LDC has also released the following as part of the Multi-Language Conversational Telephone Speech 2011 series:

Slavic Group (LDC2016S11)
Turkish (LDC2017S09)
South Asian (LDC2017S14)

Multi-Language Conversational Telephone Speech 2011 – Central Asian is distributed via web download.

2018 Subscription Members will receive copies of this corpus. 2018 Standard Members may request a copy as part of their 16 free membership corpora. Non-members may license this data for a fee.

(2) LORELEI Amharic Representative Language Pack - Monolingual and Parallel Text was developed by LDC and is comprised of approximately 25 million words of monolingual Amharic text, approximately 600,000 of which are translated into English. Another 80,000 words are also translated from English into Amharic. The LORELEI (Low Resource Languages for Emergent Incidents) Program is concerned with building human language technology for low resource languages in the context of emergent situations like natural disasters or disease outbreaks.

Data was collected in the following genres: discussion forums, news, reference, social network and weblog. Both monolingual text collection and parallel text creation involved a combination of manual and automatic methods, which are detailed in the included documentation. All harvested content was initially converted from its original HTML form into a relatively uniform XML format. Also included in this release are two tools: one to recreate original source data from the processed XML material and the other to condition text data users download from Twitter.

LORELEI Amharic Representative Language Pack - Monolingual and Parallel Text is distributed via web download.

2018 Subscription Members will receive copies of this corpus. 2018 Standard Members may request a copy as part of their 16 free membership corpora. Non-members may license this data for a fee.

(3) TAC KBP Comprehensive English Source Corpora 2009-2014 was developed by LDC and contains the 3,877,207 English source documents used in support of the TAC KBP tasks from 2009-2014. Text Analysis Conference (TAC) is a series of workshops organized by the National Institute of Standards and Technology (NIST). TAC was developed to encourage research in natural language processing and related applications by providing a large test collection, common evaluation procedures, and a forum for researchers to share their results. Through its various evaluations, the Knowledge Base Population (KBP) track of TAC encourages the development of systems that can match entities mentioned in natural texts with those appearing in a knowledge base and extract novel information about entities from a document collection and add it to a new or existing knowledge base.

The source data consists of newswire, broadcast material, and web text collected by LDC. Documents are released as a collection of zip files for overall compactness, and ease and efficiency of use. When unpacked, the documents are all UTF-8 text files with a basic markup structure.

TAC KBP Comprehensive English Source Corpora 2009-2014 is distributed via web download.

2018 Subscription Members will receive copies of this corpus. 2018 Standard Members may request a copy as part of their 16 free membership corpora. Non-members may license this data for a fee.
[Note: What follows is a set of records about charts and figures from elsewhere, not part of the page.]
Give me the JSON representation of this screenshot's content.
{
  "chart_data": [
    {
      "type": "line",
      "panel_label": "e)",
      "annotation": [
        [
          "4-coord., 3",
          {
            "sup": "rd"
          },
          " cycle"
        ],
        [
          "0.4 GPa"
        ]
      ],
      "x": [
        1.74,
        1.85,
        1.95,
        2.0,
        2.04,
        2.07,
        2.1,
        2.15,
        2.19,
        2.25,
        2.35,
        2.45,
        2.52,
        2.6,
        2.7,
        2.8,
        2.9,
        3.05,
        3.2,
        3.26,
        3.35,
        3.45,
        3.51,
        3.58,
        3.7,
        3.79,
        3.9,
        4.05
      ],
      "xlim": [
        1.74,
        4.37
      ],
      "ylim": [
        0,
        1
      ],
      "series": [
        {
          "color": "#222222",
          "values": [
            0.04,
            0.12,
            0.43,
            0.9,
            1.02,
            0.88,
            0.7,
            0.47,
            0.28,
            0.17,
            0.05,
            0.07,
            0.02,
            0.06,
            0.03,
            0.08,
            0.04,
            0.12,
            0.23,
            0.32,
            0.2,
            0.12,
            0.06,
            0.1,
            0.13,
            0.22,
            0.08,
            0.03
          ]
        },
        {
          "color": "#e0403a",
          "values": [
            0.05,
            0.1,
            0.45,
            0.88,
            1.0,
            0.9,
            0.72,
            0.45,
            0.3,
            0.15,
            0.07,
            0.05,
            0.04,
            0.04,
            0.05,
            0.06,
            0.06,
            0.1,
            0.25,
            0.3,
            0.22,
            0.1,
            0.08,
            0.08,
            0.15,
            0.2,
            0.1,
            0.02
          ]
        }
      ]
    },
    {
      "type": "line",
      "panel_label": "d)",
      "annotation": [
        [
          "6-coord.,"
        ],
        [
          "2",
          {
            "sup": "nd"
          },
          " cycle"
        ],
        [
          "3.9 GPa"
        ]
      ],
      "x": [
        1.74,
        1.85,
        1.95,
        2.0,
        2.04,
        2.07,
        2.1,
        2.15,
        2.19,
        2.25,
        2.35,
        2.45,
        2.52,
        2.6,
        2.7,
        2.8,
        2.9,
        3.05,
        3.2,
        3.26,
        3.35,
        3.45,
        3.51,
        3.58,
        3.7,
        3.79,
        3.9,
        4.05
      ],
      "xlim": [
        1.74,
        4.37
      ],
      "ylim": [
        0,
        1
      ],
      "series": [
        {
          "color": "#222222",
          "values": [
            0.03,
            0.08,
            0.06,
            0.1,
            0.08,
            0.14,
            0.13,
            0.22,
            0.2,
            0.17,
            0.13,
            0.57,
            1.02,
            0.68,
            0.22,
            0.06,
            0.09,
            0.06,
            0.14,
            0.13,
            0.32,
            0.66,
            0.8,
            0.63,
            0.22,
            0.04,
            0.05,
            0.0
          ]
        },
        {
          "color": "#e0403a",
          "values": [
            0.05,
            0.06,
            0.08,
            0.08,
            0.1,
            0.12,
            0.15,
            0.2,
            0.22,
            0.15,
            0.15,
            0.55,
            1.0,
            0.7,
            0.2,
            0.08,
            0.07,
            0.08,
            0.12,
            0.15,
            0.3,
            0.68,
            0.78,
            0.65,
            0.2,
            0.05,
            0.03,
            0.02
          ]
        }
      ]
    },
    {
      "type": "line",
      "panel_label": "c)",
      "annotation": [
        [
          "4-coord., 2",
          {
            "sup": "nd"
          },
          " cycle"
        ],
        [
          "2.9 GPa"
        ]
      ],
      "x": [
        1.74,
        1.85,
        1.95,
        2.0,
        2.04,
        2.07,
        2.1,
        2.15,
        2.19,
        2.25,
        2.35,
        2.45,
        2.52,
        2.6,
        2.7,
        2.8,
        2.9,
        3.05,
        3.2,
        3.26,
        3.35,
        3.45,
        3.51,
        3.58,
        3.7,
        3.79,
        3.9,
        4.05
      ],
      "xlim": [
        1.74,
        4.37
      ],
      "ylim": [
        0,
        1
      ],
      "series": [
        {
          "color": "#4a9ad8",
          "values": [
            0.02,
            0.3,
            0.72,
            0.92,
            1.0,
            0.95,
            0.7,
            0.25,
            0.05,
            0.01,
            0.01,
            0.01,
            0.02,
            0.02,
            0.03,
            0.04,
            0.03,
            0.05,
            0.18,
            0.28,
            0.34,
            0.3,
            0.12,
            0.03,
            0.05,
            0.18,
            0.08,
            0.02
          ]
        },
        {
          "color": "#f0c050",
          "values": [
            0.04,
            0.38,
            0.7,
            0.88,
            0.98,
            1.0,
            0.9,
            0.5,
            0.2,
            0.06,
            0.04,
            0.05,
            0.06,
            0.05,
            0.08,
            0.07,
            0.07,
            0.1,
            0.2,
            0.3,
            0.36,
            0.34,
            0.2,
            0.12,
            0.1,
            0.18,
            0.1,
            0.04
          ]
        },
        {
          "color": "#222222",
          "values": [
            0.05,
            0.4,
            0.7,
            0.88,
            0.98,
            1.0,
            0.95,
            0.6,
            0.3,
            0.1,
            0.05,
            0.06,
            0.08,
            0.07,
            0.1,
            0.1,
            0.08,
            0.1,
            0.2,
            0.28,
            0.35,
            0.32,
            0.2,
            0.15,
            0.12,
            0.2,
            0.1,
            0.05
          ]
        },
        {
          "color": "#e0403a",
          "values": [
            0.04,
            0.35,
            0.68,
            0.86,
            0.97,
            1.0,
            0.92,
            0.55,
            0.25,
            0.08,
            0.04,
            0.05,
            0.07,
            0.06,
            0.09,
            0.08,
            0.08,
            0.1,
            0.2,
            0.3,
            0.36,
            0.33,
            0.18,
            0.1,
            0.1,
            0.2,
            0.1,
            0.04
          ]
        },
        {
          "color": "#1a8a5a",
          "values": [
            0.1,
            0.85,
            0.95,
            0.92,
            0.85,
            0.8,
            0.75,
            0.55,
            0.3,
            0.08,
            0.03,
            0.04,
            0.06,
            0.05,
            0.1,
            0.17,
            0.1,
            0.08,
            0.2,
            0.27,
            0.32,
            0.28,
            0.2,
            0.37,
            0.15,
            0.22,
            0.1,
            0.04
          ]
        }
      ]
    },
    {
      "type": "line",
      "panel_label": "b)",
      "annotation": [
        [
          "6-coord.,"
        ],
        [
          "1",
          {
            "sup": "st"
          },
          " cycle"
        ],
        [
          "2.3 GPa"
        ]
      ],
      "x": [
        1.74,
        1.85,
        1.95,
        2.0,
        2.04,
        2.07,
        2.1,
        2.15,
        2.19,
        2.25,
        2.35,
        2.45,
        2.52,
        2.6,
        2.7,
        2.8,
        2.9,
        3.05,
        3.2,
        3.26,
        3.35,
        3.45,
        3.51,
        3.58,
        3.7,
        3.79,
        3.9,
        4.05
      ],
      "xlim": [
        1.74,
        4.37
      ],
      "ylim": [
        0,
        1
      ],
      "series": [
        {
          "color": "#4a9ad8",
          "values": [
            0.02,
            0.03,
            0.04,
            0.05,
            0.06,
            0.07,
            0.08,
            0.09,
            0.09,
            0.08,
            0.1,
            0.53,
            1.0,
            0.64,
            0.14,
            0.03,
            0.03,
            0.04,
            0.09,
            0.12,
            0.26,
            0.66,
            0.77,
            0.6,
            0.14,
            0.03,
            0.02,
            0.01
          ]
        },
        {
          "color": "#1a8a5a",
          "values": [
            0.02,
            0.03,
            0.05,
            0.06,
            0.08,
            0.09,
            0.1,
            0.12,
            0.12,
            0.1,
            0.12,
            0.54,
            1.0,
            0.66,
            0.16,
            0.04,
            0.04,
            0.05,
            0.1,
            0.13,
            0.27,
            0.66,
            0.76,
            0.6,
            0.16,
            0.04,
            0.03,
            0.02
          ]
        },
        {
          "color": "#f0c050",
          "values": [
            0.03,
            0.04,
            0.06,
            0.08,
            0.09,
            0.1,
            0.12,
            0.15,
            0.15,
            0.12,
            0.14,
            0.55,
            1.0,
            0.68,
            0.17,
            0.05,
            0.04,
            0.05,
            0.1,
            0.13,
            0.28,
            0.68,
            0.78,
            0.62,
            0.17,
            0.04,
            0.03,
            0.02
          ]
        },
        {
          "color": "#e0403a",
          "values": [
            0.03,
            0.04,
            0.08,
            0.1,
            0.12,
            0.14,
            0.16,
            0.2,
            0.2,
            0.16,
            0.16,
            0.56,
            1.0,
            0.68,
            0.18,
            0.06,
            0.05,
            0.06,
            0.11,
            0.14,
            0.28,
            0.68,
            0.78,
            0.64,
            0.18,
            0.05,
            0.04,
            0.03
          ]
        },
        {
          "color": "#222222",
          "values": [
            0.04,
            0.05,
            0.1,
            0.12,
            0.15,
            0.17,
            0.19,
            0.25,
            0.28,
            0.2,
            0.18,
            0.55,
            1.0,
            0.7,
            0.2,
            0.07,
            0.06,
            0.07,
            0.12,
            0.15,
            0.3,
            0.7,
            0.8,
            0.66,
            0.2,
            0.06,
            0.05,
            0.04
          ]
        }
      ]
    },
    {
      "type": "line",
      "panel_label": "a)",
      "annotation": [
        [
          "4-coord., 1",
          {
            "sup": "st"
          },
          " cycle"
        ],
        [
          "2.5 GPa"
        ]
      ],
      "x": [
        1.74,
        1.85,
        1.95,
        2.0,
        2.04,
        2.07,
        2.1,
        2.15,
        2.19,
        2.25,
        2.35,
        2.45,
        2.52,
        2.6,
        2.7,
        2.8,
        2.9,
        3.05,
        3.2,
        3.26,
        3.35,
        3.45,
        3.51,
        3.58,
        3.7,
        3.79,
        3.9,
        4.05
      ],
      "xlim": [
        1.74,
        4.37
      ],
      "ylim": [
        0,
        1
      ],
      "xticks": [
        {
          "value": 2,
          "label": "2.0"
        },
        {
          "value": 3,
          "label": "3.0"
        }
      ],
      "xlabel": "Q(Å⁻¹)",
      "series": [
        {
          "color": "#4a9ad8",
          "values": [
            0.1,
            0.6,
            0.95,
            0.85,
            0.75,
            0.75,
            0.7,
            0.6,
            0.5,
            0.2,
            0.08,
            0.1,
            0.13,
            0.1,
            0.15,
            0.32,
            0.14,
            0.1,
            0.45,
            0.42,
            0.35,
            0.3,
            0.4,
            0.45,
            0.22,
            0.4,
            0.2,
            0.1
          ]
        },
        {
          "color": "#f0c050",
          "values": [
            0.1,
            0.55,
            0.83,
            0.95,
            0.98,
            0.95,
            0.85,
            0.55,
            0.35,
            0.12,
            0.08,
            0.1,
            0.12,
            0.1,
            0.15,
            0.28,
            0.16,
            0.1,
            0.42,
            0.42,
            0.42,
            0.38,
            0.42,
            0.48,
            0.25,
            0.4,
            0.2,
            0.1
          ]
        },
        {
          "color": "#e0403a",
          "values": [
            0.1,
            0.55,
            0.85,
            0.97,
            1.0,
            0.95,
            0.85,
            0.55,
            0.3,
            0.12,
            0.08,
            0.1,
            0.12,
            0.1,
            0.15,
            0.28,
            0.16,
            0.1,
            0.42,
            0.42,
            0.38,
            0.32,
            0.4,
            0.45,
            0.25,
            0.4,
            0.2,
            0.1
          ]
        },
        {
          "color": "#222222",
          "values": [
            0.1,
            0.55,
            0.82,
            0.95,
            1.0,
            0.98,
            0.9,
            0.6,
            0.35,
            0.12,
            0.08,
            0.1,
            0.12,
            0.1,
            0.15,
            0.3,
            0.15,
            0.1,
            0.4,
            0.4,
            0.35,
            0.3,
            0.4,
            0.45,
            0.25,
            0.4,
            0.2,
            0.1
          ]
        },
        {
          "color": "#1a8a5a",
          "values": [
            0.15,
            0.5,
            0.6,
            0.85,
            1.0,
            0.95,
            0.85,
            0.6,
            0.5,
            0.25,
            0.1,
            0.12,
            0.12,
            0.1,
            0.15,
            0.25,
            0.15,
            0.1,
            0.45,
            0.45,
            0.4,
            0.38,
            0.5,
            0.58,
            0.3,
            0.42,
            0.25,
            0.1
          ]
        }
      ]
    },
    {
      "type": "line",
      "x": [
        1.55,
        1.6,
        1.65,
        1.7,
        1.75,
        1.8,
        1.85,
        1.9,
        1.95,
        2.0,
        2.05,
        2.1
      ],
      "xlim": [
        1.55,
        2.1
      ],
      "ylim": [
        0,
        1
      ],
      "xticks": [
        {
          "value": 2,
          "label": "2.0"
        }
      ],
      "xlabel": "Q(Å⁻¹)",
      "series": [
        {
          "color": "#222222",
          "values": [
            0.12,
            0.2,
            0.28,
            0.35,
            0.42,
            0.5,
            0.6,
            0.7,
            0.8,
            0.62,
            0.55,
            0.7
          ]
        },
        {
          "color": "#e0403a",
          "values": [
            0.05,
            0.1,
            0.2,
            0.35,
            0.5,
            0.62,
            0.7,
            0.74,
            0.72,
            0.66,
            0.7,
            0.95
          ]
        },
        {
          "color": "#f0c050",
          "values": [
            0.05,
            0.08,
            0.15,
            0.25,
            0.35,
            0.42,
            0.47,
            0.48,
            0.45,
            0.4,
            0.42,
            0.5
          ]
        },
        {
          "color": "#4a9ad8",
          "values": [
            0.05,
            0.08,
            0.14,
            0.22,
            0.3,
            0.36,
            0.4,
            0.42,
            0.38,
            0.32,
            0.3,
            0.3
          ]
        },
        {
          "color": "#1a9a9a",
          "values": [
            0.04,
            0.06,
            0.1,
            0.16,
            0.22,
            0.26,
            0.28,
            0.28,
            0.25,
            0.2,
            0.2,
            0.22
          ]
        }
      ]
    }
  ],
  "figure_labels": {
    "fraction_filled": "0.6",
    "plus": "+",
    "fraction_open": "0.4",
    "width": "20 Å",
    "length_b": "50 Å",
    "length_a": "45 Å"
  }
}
(4) IARPA Babel Tok Pisin Language Pack IARPA-babel207b-v1.0e was developed by Appen for the IARPA (Intelligence Advanced Research Projects Activity) Babel program. It contains approximately 200 hours of Tok Pisin conversational and scripted telephone speech collected in 2013 along with corresponding transcripts.

The Tok Pisin speech in this release represents that spoken in the Papuan dialect region of Papua New Guinea. The gender distribution among speakers is approximately equal; speakers' ages range from 16 years to 65 years. Calls were made using different telephones (e.g., mobile, landline) from a variety of environments including the street, a home or office, a public place, and inside a vehicle.

IARPA Babel Tok Pisin Language Pack IARPA-babel207b-v1.0e is available via web download.

2018 Subscription Members will receive copies of this corpus provided they have submitted a completed copy of the special license agreement. 2018 Standard Members may request a copy as part of their 16 free membership corpora. Non-members may license this data for a fee.